Wie bringen wir dem Kind etwas bei? NICHT indem wir Regeln pauken/Anweisungen geben á la "Sieh Menschen in die Augen, wenn du mit ihnen sprichst." Sondern indem wir seine Umgebung so gestalten, dass es ihm Spaß macht Blickkontakt herzustellen/zu sprechen/um Hilfe zu bitten/Fragen zu stellen/sich abzuwechseln/teilen (also alles, was auch "neurotypische" Kinder lernen. Beispiel: Das Kind nimmt von alleine Blickkontakt auf, der Spielpartner macht etwas, was dem Kind gefällt (bei jedem Kind anders, z.B. während man es gerade auf dem Arm hat wild mit ihm rumhüpfen). - Meine Beobachtung ist, dass das Verhalten als angenehm empfunden wird und irgendwann "Fleisch und Blut" übergeht. - Es wird also keine Regel beherrscht, sondern eine Fähigkeit etabliert.
Ist die Akzeptanz des
Menschen mit Autismus [Laut Forenregeln diskriminierender Begriff] nur oberflächlich, sonst würden wir ja kein Spielraumprogramm brauchen?

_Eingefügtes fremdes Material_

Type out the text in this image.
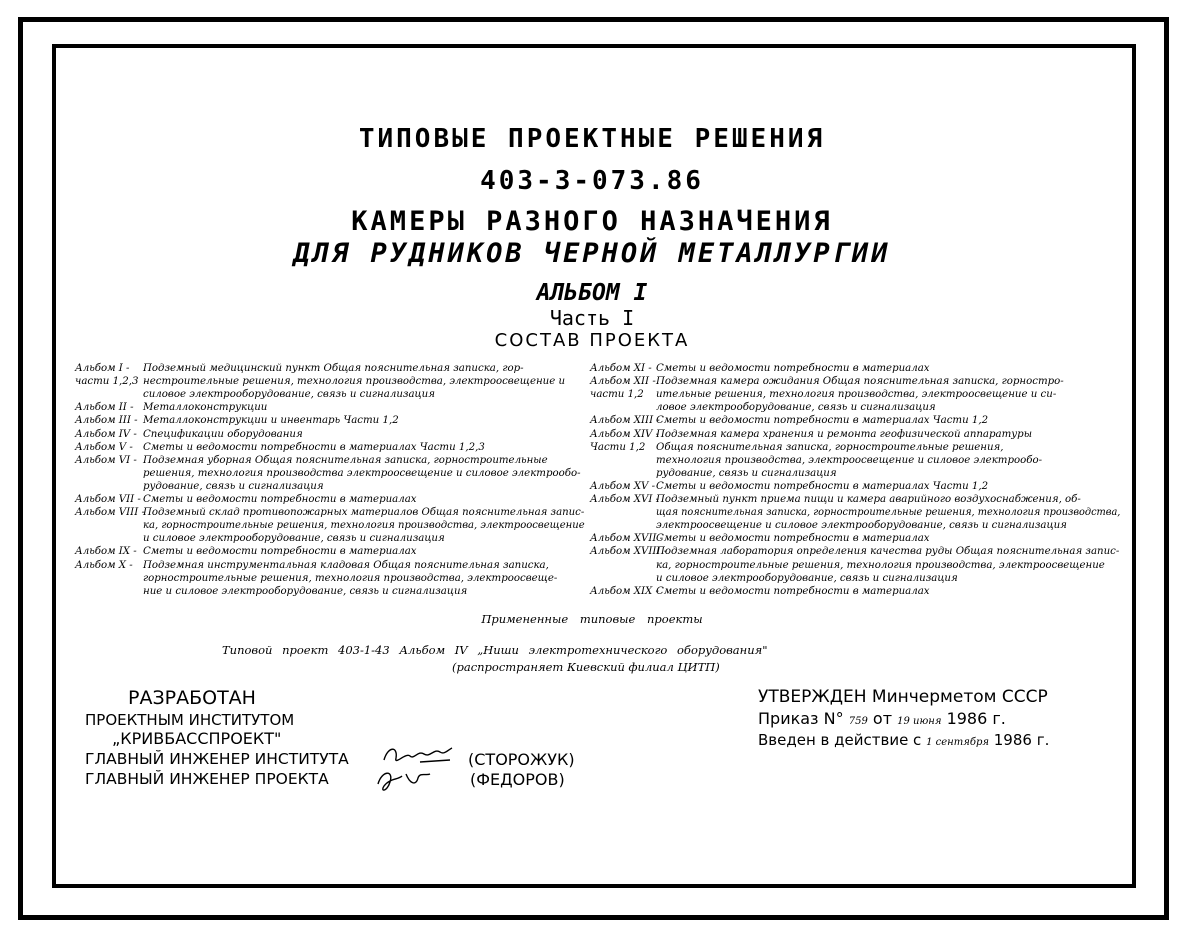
ТИПОВЫЕ ПРОЕКТНЫЕ РЕШЕНИЯ
403-3-073.86
КАМЕРЫ РАЗНОГО НАЗНАЧЕНИЯ
ДЛЯ РУДНИКОВ ЧЕРНОЙ МЕТАЛЛУРГИИ
АЛЬБОМ I
Часть I
СОСТАВ ПРОЕКТА
Альбом I - Подземный медицинский пункт Общая пояснительная записка, гор-
части 1,2,3 нестроительные решения, технология производства, электроосвещение и
силовое электрооборудование, связь и сигнализация
Альбом II - Металлоконструкции
Альбом III - Металлоконструкции и инвентарь Части 1,2
Альбом IV - Спецификации оборудования
Альбом V - Сметы и ведомости потребности в материалах Части 1,2,3
Альбом VI - Подземная уборная Общая пояснительная записка, горностроительные
решения, технология производства электроосвещение и силовое электрообо-
рудование, связь и сигнализация
Альбом VII - Сметы и ведомости потребности в материалах
Альбом VIII -
Подземный склад противопожарных материалов Общая пояснительная запис-
ка, горностроительные решения, технология производства, электроосвещение
и силовое электрооборудование, связь и сигнализация
Альбом IX - Сметы и ведомости потребности в материалах
Альбом X - Подземная инструментальная кладовая Общая пояснительная записка,
горностроительные решения, технология производства, электроосвеще-
ние и силовое электрооборудование, связь и сигнализация
Альбом XI - Сметы и ведомости потребности в материалах
Альбом XII - Подземная камера ожидания Общая пояснительная записка, горностро-
части 1,2 ительные решения, технология производства, электроосвещение и си-
ловое электрооборудование, связь и сигнализация
Альбом XIII -
Сметы и ведомости потребности в материалах Части 1,2
Альбом XIV -
Подземная камера хранения и ремонта геофизической аппаратуры
Части 1,2 Общая пояснительная записка, горностроительные решения,
технология производства, электроосвещение и силовое электрообо-
рудование, связь и сигнализация
Альбом XV - Сметы и ведомости потребности в материалах Части 1,2
Альбом XVI -
Подземный пункт приема пищи и камера аварийного воздухоснабжения, об-
щая пояснительная записка, горностроительные решения, технология производства,
электроосвещение и силовое электрооборудование, связь и сигнализация
Альбом XVII -
Сметы и ведомости потребности в материалах
Альбом XVIII -
Подземная лаборатория определения качества руды Общая пояснительная запис-
ка, горностроительные решения, технология производства, электроосвещение
и силовое электрооборудование, связь и сигнализация
Альбом XIX -
Сметы и ведомости потребности в материалах
Примененные типовые проекты
Типовой проект 403-1-43 Альбом IV „Ниши электротехнического оборудования"
(распространяет Киевский филиал ЦИТП)
РАЗРАБОТАН
ПРОЕКТНЫМ ИНСТИТУТОМ
„КРИВБАССПРОЕКТ"
ГЛАВНЫЙ ИНЖЕНЕР ИНСТИТУТА
ГЛАВНЫЙ ИНЖЕНЕР ПРОЕКТА
(СТОРОЖУК)
(ФЕДОРОВ)
УТВЕРЖДЕН Минчерметом СССР
Приказ N° 759 от 19 июня 1986 г.
Введен в действие с 1 сентября 1986 г.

Es tut mir sehr Leid, wenn dieser Eindruck entstand und hoffe, dass durch obige Erläuterungen deutlich geworden ist, warum wir den Kindern bestimmte Dinge nahebringen wollen. Die Akzeptanz zeigt sich zum einen natürlich in der bedingungslosen Zuneigung zum Kind - es muss sich nicht ändern, damit wir es liebhaben, es ist wunderbar, so wie es ist. Zum anderen bedeutet es auch den "autistischen Verhaltensweisen" wertfrei gegenüberzustehen (was einigen Eltern erstmal schwer fällt) - es gehört NICHT zu unseren Zielen irgendetwas davon abzustellen, ganz so, wie man einem "neurotypischen" Kind in der Erziehung soziale Verhaltensweisen beibringt ohne die Persönlichkeit verändern zu wollen.
Puh, es ist nicht einfach eine Weltanschauung so zu komprimieren und schriftlich darzustellen. Ich hoffe es ist einiges klarer geworden und ich bin gespannt auf eure Meinung.